Octodad, a third-person PC adventure about “destruction, deception and fatherhood,” has been named one of eight Student Showcase Winners for the 2011 Independent Games Festival (IGF) at the Game Developers Conference (GDC), which will be held Feb. 28 to March 4 in San Francisco. DePaul University’s Devil’s Tuning Fork was also an IGF Student Showcase Winner in 2010.
Created by students in DePaul University’s College of Computing and Digital Media with the help of advisors Patrick Curry (Game Director, Wideload Games and game design instructor at DePaul) and Associate Professor Scott Roberts, the game tells the story of Octodad, a cephalopod whose true nature must be kept hidden from his human family.

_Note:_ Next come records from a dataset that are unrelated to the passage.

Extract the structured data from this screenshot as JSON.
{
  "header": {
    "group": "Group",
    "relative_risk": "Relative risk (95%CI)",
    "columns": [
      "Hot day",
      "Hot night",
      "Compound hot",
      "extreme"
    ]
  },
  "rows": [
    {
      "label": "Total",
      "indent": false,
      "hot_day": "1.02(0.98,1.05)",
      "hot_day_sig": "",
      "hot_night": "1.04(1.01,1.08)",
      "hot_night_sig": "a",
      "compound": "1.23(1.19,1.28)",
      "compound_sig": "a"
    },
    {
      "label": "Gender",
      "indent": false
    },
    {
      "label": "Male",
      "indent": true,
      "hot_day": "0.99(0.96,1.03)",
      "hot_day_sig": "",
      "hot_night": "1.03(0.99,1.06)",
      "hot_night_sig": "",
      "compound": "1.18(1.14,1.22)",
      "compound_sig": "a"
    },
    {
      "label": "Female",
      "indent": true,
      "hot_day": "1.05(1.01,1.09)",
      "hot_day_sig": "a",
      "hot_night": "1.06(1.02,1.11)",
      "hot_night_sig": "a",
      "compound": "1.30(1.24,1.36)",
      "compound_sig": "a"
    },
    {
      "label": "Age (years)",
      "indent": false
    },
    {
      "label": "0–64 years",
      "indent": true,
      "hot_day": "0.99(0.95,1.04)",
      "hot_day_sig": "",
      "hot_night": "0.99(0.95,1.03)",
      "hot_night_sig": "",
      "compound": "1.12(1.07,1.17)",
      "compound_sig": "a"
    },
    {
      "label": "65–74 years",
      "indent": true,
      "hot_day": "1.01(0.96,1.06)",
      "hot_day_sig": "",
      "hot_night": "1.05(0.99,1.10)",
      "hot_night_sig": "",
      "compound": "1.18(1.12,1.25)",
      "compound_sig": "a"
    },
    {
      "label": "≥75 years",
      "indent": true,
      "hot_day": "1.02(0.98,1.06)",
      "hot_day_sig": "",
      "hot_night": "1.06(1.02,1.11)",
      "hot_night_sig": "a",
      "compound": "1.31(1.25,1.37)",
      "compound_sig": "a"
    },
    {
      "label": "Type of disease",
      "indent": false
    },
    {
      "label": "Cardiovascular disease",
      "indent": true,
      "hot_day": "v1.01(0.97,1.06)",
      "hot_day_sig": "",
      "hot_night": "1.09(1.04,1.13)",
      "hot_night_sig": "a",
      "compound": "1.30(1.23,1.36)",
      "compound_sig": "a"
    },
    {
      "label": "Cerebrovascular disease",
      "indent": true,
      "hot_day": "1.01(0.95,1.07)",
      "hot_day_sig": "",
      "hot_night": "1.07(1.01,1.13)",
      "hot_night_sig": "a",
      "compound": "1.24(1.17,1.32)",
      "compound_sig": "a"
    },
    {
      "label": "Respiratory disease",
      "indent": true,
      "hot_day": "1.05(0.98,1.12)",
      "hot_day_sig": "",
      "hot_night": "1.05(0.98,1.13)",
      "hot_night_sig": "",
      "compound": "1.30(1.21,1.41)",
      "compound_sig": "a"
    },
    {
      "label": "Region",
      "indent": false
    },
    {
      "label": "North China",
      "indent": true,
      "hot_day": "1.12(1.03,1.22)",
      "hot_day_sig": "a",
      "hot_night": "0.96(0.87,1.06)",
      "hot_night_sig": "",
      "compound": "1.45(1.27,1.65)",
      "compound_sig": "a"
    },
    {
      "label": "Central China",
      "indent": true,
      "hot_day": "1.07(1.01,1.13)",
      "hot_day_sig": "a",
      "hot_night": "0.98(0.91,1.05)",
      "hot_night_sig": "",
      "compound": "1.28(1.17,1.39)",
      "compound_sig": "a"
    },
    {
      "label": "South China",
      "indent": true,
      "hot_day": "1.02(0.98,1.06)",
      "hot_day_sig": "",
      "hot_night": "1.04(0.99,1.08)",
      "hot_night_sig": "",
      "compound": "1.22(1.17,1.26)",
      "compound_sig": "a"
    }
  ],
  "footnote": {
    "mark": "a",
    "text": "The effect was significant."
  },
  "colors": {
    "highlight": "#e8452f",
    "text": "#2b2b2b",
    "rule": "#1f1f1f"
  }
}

The innovative third-person adventure game, free to download from the DePaul site, has been collecting accolades from game enthusiast and consumer publications since its release in late 2010. Octodad has been featured on Kotaku, Joystiq, Destructoid, IGN, Indie Gamer and PC Gamer and downloaded more than 125,000 times since its release. The game received an “Honorable Mention” from Indiegames.com’s Best Of 2010: Top 10 Indie Games; it was also named Funniest Video Game of 2010 by SplitSider.com.
Founded in 2004, DePaul’s Game Development Program emphasizes a team-based approach to game development and includes courses in production, design, programming and animation. The university offers the largest computer science and game development program in the Midwest and was one of the first liberal arts universities to create a game program. DePaul currently has 259 undergraduates and 36 graduates enrolled in its game program.
“Octodad is near and dear to our hearts because it displays an immense degree of creativity while being really fun to play,” said David Miller, dean of the College of Computing and Digital Media at DePaul. “More than a technical achievement, the award validates DePaul’s multidisciplinary approach to game development, rewarding this game for its unique aesthetics, programming chops and writing.”
DePaul’s program gives students a real-world view of careers in game development and builds the skills that will help them find employment in the business immediately after graduation.
“The game industry is known to be tough to break into – and unforgiving to those who lack experience making games,” said Scott Roberts, project advisor for the team behind Octodad and associate professor at DePaul’s School of Cinema and Interactive Media. “You can’t beat going to school and producing an award-winning game as a job-hunting strategy. Kudos to the team for pulling it off in such a spectacular fashion.”